I try to solve a ODE system of equations and i want to plot the intersection of the 3D solutions with a costant plane.
To do this i use the follow code:
Clear["Global`*"] tfin = 500; T = p1^2/2 + p2^2/2; V = x^2/2 + y^2/2 + x^2 y - y^3/3; H = T + V; eq1 = x'[t] == D[H, p1] /. p1 -> p1[t]; eq2 = y'[t] == D[H, p2] /. p2 -> p2[t]; eq3 = p1'[t] == -D[H, x] /. {x -> x[t], y -> y[t]}; eq4 = p2'[t] == -D[H, y] /. {x -> x[t], y -> y[t]}; energy = (H /. {x -> -.1, y -> -.2, p2 -> -.05}) == 0.06; sol = Solve[energy, p1]; p10 = p1 /. sol[[2]]; sol2 = NDSolve[{eq1, eq2, eq3, eq4, x[0] == -.1, y[0] == -.2, p1[0] == p10, p2[0] == -.05}, {x[t], y[t], p1[t], p2[t]}, {t, 0, tfin}, MaxSteps -> 5000]; a = ParametricPlot[Evaluate[{x[t], y[t]} /. sol2], {t, 0, 20}]; b = ParametricPlot[Evaluate[{x[t], p1[t]} /. sol2], {t, 0, 20}]; c = ParametricPlot[Evaluate[{y[t], p2[t]} /. sol2], {t, 0, 20}]; gr1 = ParametricPlot3D[Evaluate[{x[t], y[t], p2[t]} /. sol2], {t, 0, tfin}, PlotPoints -> 4000, BoxRatios -> {1, 1, 1}, ViewPoint -> {1, 0, -2}, DisplayFunction -> Identity]; This is the 'plane' of intersection. Maybe I must use something like PLot3D[0.,{y,ymin,ymax},{z,zmin,zmax}] because i want a plane that intersect the orbit in the plane x=0.

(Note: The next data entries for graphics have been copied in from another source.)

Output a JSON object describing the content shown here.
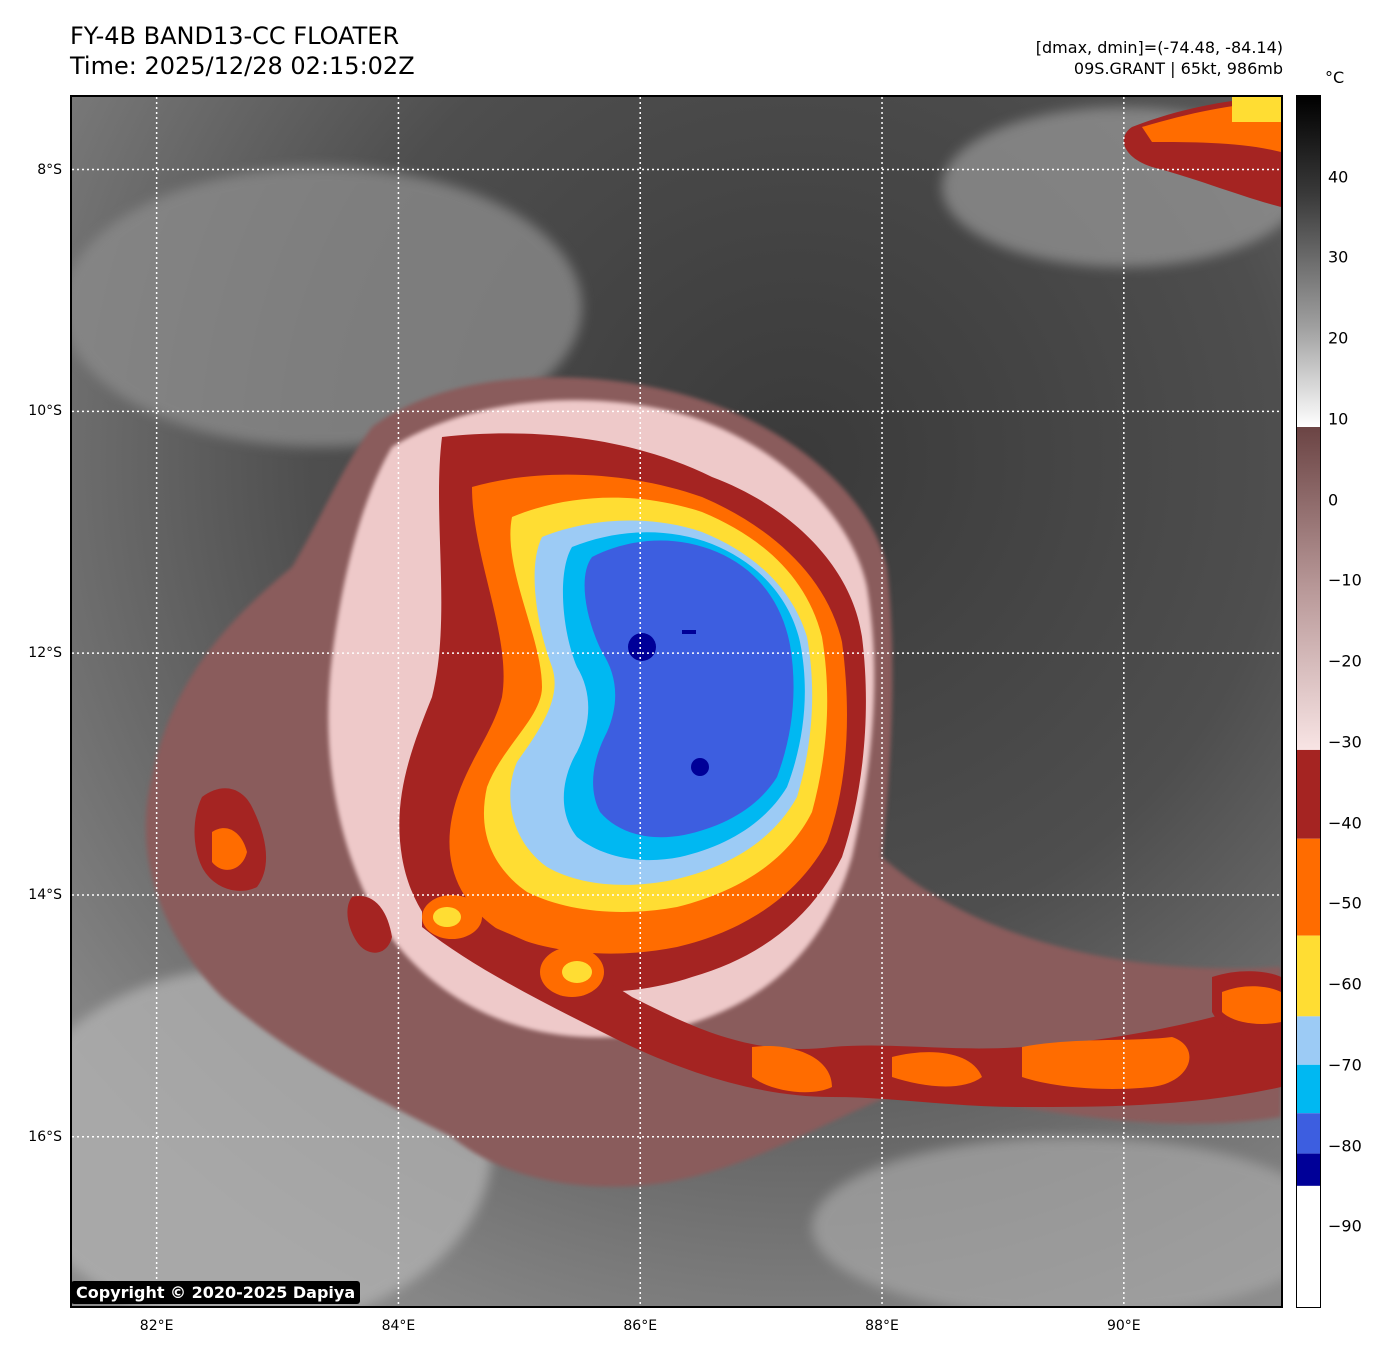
{
  "header": {
    "title_line1": "FY-4B BAND13-CC FLOATER",
    "title_line2": "Time: 2025/12/28 02:15:02Z",
    "range_text": "[dmax, dmin]=(-74.48, -84.14)",
    "storm_text": "09S.GRANT | 65kt, 986mb"
  },
  "map": {
    "lat_labels": [
      "8°S",
      "10°S",
      "12°S",
      "14°S",
      "16°S"
    ],
    "lon_labels": [
      "82°E",
      "84°E",
      "86°E",
      "88°E",
      "90°E"
    ],
    "lat_values": [
      -8,
      -10,
      -12,
      -14,
      -16
    ],
    "lon_values": [
      82,
      84,
      86,
      88,
      90
    ],
    "lat_range": [
      -17.4,
      -7.4
    ],
    "lon_range": [
      81.3,
      91.3
    ],
    "storm_center": {
      "lat": -12.0,
      "lon": 86.0
    },
    "copyright": "Copyright © 2020-2025 Dapiya"
  },
  "colorbar": {
    "unit": "°C",
    "range": [
      -100,
      50
    ],
    "tick_labels": [
      "40",
      "30",
      "20",
      "10",
      "0",
      "−10",
      "−20",
      "−30",
      "−40",
      "−50",
      "−60",
      "−70",
      "−80",
      "−90"
    ],
    "tick_values": [
      40,
      30,
      20,
      10,
      0,
      -10,
      -20,
      -30,
      -40,
      -50,
      -60,
      -70,
      -80,
      -90
    ],
    "colors": {
      "dark_red": "#a52422",
      "orange": "#ff6c00",
      "yellow": "#ffdd33",
      "light_blue": "#9ccbf5",
      "cyan": "#00b8f2",
      "royal_blue": "#3d5ee0",
      "navy": "#000098",
      "pink_light": "#f2d4d4",
      "mauve": "#8a5c5c"
    }
  }
}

gr2 = Graphics3D[{Green, Opacity[0.9], Polygon[{{0, -.31, -.31}, {0, -.35, .35}, {0, .35, .35}, {0, .35, \ -.31}}]}, DisplayFunction -> Identity]; This is the 'intersection' i only plot the solutions with a very thin x-axis but this is not a plot of the points of intersection between the solutions and the plane (pl1):
ParametricPlot3D[Evaluate[{x[t], y[t], p2[t]} /. sol2], {t, 0, tfin}, PlotPoints -> 4000, PlotStyle -> Directive[Red, Thick], PlotRange -> {{0, 0.002}, {-.4, .4}, {-.4, .4}}, ViewPoint -> {1, 0, 0}, AxesLabel -> {"", "y", "p2"}, ImageSize -> {500, 500}] Show[gr1, gr2, DisplayFunction -> $DisplayFunction, ImageSize -> {500, 500}] Can someone help me please?